💡 Resumen (TL;DR):
- Científicos de Cambridge observaron electrones cruzando materiales solares impulsados por vibraciones de alta frecuencia.
- La transferencia de carga ocurre en 18 femtosegundos, igualando el límite físico de la velocidad atómica.
- El descubrimiento cambia décadas de teoría y permitirá diseñar hardware de captura de luz con menos pérdida energética.
Un equipo de investigadores de la Universidad de Cambridge descubrió que los electrones cruzan entre materiales solares en apenas 18 femtosegundos, impulsados por la propia estructura del material. El estudio, publicado el 5 de marzo en Nature Communications, demuestra cómo las moléculas utilizan vibraciones de alta frecuencia para disparar partículas, lo que cambia las reglas físicas para fabricar la futura tecnología de captura de luz.
Para comprobar esta métrica, los físicos construyeron intencionalmente un sistema de bajo rendimiento: emparejaron un polímero donante con un aceptor no fullereno, separados por una brecha de energía mínima y un acoplamiento electrónico débil. La teoría clásica dictaba que el paso de la energía en estas condiciones sería torpe y demorado.
Ocurrió exactamente lo contrario. El electrón cruzó la interfaz en un estallido único y directo.
“Diseñamos deliberadamente un sistema que, según la teoría convencional, no debería haber transferido carga tan rápido”, explicó el Dr. Pratyush Ghosh, investigador del St John’s College de Cambridge y autor principal del estudio. “En lugar de desplazarse al azar, el electrón es lanzado en una sola ráfaga coherente. La vibración actúa como una catapulta molecular”.
La catapulta molecular es un efecto físico que utiliza los patrones de vibración natural de un material orgánico para mezclar estados electrónicos y empujar cargas en una trayectoria balística, sin necesidad de fuerza externa.

Velocidad al límite de la física atómica
Esta marca de 18 femtosegundos (menos de 20 milbillonésimas de segundo) coincide con la escala de tiempo del movimiento atómico. Es decir, el electrón viaja a la máxima velocidad que la materia permite.

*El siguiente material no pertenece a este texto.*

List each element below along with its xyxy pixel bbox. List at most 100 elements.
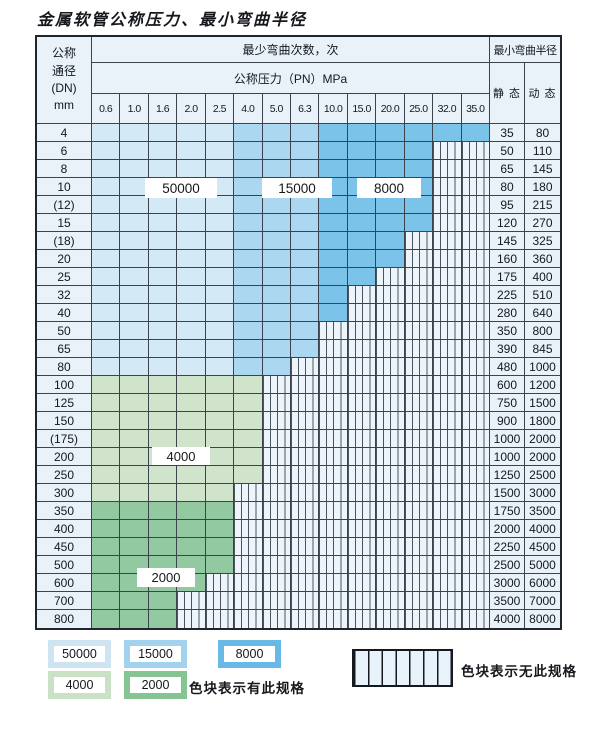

El hallazgo derriba una vieja regla de la industria solar: antes se asumía que la separación ultrarrápida de cargas exigía enormes diferencias de energía y acoplamientos fuertes. Esas condiciones aceleraban el proceso pero castigaban la eficiencia general al limitar el voltaje y causar fugas de energía.
Las mediciones con láseres ultrarrápidos revelaron los detalles mecánicos detrás de este fenómeno:
* Cero pérdida de energía: El polímero absorbe la luz y patea al electrón hacia adelante sin el típico recorrido lento y aleatorio que debilita el voltaje.
* Huella vibracional: Al impactar la molécula receptora, el electrón desencadena una nueva vibración coherente, un rastro raramente documentado en sistemas orgánicos.
“Esa vibración coherente es una huella dactilar clara de lo rápida y limpia que ocurre la transferencia”, afirmó Ghosh.
El proyecto contó con especialistas de Italia, Suecia, Estados Unidos, Polonia y Bélgica, y reescribe los manuales para desarrollar nuevos paneles de energía limpia. El profesor Akshay Rao, del Laboratorio Cavendish y coautor del trabajo, adelantó el nuevo enfoque para el diseño de hardware: “En lugar de intentar suprimir el movimiento molecular, ahora podemos diseñar materiales que lo utilicen, convirtiendo las vibraciones de una limitación en una herramienta”.